Guinée-Bissau : la présidentielle en sursis

L’élection présidentielle du 24 novembre 2019, censée mettre fin à la crise politique en Guinée-Bissau aura-t-elle lieu ? Cette question mérite d’être posée au regard de ce qui prévaut dans ce pays depuis quelques semaines. En effet, le président sortant, José Mario Vaz, candidat à sa propre succession, a limogé la semaine dernière le Premier ministre, Aristide Gomes, désigné pour conduire le processus jusqu’à la tenue des élections. Il est remplacé par un nouveau chef de gouvernement en la personne de Faustino Imbali. Cette nomination jugée « illégale » a été récusée par M. Gomes et son équipe qui se sont maintenus aux affaires conformément à l’accord signé en juin 2019. Un nouveau rebondissement dans cette crise qui dure depuis 2014 dans ce petit Etat de moins de deux millions d’habitants. Depuis lors, nombre d’observateurs de la scène politique bissau-guinéenne, s’interrogent sur le sort réservé aux élections dans ce contexte où le chef de l’Etat et son Premier ministre sont à couteaux tirés. Même si nous ne sommes pas dans les secrets du pouvoir en place à Bissau pour répondre aux inquiétudes des uns et des autres, il est évident que le président José Mario Vaz marche sur des œufs. C’est le même processus de paix qui lui a permis de se maintenir à son poste malgré l’expiration de son mandat en juin 2019.

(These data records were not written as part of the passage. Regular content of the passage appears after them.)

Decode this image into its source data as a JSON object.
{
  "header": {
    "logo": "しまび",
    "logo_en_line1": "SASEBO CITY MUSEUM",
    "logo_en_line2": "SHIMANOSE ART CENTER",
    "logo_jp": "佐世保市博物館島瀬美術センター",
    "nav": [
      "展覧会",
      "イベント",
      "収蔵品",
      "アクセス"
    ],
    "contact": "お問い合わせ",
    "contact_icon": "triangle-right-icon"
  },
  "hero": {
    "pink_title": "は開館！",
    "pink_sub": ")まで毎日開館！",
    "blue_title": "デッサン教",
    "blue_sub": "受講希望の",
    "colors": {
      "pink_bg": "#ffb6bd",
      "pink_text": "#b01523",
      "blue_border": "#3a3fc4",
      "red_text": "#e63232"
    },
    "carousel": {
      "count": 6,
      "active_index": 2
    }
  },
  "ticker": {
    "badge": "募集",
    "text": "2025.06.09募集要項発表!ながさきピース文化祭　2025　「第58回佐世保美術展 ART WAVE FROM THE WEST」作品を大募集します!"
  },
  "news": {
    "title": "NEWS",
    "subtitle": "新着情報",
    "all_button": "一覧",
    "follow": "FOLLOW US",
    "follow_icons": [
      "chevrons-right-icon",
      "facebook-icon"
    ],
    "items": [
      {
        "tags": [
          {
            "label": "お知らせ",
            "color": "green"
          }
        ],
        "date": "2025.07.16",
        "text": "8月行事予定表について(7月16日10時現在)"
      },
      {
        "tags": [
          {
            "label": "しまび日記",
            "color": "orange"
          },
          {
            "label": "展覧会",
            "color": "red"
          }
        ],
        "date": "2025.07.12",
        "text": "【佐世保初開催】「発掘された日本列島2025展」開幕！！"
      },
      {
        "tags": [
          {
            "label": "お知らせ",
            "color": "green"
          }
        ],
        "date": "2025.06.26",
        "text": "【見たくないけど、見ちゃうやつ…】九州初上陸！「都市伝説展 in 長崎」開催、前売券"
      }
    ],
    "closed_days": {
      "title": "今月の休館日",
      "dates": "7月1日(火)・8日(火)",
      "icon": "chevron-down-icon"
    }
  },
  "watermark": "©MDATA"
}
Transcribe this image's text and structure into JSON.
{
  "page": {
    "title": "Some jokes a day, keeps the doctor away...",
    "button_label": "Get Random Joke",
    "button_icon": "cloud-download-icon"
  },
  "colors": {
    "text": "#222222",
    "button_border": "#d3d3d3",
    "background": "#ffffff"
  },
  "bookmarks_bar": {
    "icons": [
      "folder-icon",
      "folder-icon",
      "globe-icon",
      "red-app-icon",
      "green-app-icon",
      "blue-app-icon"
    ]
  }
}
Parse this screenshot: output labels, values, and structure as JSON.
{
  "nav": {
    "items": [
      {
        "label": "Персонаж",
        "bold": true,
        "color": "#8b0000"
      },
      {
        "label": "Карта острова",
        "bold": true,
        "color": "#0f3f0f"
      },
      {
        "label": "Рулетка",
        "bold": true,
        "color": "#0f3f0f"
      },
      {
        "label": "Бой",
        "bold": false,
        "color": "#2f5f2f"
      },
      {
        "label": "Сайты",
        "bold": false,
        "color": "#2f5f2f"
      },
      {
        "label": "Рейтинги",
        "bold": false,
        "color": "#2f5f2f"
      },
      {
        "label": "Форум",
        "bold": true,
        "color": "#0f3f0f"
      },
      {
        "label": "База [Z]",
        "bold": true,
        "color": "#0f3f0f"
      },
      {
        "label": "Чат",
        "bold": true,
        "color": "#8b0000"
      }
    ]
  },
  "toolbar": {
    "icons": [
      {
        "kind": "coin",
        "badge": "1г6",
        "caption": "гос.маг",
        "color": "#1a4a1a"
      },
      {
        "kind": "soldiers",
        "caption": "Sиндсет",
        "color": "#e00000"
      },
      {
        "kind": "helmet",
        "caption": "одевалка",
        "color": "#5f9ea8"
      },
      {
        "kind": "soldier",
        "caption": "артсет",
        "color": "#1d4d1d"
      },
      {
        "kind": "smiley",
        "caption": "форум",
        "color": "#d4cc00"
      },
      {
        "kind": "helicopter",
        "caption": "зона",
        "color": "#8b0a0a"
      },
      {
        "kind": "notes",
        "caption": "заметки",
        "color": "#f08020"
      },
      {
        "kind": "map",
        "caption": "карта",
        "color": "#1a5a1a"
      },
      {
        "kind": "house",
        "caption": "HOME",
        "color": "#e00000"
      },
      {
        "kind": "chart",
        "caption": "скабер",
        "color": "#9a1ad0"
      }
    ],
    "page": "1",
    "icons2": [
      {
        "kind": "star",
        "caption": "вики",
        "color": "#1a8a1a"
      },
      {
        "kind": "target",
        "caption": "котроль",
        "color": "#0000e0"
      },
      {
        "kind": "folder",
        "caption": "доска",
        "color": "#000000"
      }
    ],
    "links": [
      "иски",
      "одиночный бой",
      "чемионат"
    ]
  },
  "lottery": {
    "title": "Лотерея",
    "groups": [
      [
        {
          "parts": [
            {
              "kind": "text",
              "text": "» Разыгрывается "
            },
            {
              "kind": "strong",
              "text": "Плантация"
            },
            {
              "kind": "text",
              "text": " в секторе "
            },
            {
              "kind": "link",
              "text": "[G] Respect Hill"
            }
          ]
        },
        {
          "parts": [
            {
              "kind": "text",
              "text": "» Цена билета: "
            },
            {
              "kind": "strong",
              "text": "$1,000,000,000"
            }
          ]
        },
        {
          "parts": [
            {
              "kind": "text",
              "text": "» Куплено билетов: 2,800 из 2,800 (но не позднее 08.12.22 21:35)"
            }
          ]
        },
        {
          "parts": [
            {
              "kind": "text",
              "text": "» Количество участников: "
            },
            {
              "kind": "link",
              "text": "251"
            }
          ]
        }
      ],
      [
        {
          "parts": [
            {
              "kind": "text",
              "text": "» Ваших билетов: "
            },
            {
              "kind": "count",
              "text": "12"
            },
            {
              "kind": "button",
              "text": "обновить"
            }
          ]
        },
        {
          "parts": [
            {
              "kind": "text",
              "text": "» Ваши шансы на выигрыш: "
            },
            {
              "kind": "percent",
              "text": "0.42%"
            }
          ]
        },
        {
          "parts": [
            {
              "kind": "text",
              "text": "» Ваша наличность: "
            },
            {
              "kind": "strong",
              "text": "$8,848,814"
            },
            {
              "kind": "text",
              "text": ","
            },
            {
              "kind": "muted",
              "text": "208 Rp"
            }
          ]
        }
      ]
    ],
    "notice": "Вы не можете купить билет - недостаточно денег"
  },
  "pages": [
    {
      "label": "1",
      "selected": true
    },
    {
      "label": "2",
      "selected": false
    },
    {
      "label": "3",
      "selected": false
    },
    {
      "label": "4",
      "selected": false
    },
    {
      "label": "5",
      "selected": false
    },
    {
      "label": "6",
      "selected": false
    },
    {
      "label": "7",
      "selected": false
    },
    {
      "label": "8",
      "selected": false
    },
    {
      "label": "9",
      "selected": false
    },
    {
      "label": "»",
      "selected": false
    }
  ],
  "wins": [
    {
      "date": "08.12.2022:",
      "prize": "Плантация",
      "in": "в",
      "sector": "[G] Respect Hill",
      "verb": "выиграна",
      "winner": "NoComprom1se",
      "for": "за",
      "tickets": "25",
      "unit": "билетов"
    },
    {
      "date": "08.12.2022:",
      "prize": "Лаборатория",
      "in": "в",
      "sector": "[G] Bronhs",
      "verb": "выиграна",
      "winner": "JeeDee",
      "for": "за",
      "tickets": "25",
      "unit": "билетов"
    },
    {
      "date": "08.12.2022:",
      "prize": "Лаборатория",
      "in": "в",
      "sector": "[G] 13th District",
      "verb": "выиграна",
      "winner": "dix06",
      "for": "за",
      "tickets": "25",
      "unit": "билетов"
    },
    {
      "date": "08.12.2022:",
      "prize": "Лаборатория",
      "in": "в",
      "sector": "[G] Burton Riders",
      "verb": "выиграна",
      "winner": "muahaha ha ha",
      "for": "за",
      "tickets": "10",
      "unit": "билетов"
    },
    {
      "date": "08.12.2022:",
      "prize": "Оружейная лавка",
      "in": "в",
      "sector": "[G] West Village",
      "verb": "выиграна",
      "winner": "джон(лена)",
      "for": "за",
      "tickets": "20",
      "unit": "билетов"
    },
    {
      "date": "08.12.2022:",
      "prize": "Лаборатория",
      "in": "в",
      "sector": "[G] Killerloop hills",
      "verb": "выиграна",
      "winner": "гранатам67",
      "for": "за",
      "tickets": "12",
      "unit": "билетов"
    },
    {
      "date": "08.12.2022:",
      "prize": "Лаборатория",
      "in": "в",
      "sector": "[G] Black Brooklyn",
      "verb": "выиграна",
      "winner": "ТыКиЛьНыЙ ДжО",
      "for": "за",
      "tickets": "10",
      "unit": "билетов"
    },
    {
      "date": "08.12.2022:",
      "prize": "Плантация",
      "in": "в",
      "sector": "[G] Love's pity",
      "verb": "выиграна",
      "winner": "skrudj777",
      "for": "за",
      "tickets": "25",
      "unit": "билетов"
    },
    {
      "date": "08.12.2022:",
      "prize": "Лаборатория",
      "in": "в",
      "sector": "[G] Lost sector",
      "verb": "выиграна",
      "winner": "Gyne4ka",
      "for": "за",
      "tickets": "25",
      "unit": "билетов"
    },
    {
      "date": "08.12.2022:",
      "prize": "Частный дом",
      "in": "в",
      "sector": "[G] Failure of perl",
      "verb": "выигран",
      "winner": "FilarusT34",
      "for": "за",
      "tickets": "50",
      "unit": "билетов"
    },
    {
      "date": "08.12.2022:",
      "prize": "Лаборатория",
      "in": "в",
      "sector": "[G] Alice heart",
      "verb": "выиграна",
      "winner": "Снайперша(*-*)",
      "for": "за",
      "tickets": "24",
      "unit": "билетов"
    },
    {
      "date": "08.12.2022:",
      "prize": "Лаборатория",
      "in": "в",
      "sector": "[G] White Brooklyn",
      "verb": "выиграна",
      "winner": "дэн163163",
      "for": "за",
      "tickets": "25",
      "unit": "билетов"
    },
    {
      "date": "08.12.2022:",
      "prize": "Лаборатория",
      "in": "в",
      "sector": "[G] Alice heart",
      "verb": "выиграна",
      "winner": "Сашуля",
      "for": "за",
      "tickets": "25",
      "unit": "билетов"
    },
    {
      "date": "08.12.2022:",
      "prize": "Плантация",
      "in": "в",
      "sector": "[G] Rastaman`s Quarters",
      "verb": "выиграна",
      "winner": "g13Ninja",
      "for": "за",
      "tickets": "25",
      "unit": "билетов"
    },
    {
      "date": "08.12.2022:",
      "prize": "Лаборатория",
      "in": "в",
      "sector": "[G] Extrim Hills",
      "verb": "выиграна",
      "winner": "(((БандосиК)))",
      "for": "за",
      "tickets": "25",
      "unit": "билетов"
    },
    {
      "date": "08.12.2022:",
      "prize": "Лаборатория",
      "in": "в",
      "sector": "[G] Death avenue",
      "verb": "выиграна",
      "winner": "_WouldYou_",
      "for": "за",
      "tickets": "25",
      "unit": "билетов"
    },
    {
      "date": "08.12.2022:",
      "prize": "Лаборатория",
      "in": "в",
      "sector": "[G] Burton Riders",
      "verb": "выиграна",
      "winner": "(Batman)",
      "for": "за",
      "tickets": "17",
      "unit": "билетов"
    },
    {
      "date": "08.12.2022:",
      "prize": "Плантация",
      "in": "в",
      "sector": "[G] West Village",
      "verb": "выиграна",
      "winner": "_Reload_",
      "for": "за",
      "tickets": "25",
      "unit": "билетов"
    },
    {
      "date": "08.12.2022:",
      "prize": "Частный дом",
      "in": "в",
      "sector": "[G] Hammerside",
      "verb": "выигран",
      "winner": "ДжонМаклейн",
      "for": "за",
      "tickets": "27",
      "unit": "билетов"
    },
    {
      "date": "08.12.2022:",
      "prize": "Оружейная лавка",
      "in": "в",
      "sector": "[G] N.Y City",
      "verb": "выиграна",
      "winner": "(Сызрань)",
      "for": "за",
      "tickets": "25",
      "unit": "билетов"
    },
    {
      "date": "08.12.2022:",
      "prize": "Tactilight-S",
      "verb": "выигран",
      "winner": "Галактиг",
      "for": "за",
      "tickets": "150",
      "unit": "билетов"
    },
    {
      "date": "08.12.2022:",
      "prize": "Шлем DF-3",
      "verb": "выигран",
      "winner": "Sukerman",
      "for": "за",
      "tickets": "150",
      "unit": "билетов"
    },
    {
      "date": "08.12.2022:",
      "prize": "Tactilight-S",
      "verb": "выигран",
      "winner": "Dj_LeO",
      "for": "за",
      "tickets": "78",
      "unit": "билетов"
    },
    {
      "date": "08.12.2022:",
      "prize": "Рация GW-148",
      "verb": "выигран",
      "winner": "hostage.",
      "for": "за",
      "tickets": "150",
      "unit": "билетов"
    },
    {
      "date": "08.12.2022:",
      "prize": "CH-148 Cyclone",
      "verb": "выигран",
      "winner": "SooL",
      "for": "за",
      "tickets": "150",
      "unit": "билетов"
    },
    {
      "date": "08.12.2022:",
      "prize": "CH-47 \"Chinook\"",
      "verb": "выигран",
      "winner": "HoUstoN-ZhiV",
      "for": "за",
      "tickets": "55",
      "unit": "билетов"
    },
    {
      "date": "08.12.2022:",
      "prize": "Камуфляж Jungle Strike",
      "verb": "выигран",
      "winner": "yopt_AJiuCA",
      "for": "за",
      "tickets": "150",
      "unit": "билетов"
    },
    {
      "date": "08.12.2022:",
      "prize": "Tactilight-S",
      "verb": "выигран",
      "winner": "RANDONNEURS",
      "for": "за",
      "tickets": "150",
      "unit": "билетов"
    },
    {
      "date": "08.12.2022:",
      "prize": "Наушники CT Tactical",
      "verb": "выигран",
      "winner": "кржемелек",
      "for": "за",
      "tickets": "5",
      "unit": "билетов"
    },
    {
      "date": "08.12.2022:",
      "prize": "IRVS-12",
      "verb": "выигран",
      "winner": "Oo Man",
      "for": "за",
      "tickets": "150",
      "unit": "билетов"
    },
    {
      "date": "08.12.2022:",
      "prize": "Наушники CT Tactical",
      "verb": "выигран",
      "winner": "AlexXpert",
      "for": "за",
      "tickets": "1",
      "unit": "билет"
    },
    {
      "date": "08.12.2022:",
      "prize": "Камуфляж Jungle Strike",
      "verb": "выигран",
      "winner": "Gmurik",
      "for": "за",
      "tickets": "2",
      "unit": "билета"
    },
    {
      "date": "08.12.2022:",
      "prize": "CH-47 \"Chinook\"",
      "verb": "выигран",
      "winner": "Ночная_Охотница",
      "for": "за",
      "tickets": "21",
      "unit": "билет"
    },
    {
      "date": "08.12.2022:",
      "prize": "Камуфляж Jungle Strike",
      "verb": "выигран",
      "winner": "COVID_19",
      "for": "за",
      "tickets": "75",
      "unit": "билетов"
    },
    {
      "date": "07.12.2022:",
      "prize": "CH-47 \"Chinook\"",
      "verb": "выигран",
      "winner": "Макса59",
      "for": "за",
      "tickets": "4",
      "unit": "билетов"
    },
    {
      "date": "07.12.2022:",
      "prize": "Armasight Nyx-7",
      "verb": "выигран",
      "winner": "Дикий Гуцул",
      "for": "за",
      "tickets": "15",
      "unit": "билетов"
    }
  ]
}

Cette dérogation avait chargé le gouvernement conduit par le Premier ministre Gomes de conduire les affaires jusqu’au 24 novembre 2019, date prévue pour la présidentielle. Cela, sous l’égide de la CEDEAO et de l’Union africaine qui n’ont d’ailleurs pas hésité à condamner dès les premières heures de la crise la décision du président José Mario Vaz de relever le chef de gouvernement de consensus de ses fonctions. Cette révocation est d’autant plus révoltante qu’elle intervient seulement à quelques jours de la tenue des élections auxquelles le président Vaz doit prendre part. Le chef de l’Etat sortant risque de précipiter son départ du palais présidentiel dans la mesure où la dissolution du gouvernement Gomes équivaut à une remise en cause du processus qui confère à son règne actuel une certaine légitimité. Son fauteuil est menacé, car l’équipe d’Aristide Gomes vient de bénéficier en plus de l’UA, du soutien de l’Organisation des Nations unies dont le secrétaire général Antonio Guturres, qui a appelé toutes les parties prenantes à se conformer aux recommandations de la CEDEAO sur le processus de paix. Dans cette logique de pression, une délégation des chefs d’Etat de l’organisation sous-régionale se rendra le 16 novembre prochain à Bissau, pour d’abord tenter de faire entendre raison à Jose Mario Vaz qui, à force de limoger, est aujourd’hui à son 6e Premier ministre depuis son arrivée au pouvoir en août 2014.

En cas de refus, l’homme fort bissau-guinéen devra tirer toutes les conséquences qui s’en suivront puisque le Sommet extraordinaire de la CEDEAO tenu le 8 novembre 2019 à Niamey au Niger, a décidé de renforcer les effectifs de sa Mission en Guinée-Bissau (ECOMIB) par l’envoi de troupes supplémentaires. Forte de 500 personnes, l’ECOMIB pourrait voir ses chiffres doublés selon des sources proches du dossier et cela au regard de l’enjeu de la mission et des derniers développements de la situation dans le pays. Autant dire que c’est un nouveau revers pour Vaz. D’ores et déjà, le nouveau Premier ministre, Faustino Imbali, pour qui la pression de la CEDEAO était devenue insupportable, n’a eu d’autre choix que de rendre sa démission. Même si le candidat-président qui bat campagne à l’intérieur du pays n’a pas encore examiné la lettre de démission. Ce combat de la CEDEAO témoigne de l’attachement de l’organisation sous régionale aux principes sacro-saints de la démocratie. C’est à ce prix que les peuples parviendront à se défaire des dirigeants qui caressent toujours le rêve des longs règnes sur le continent.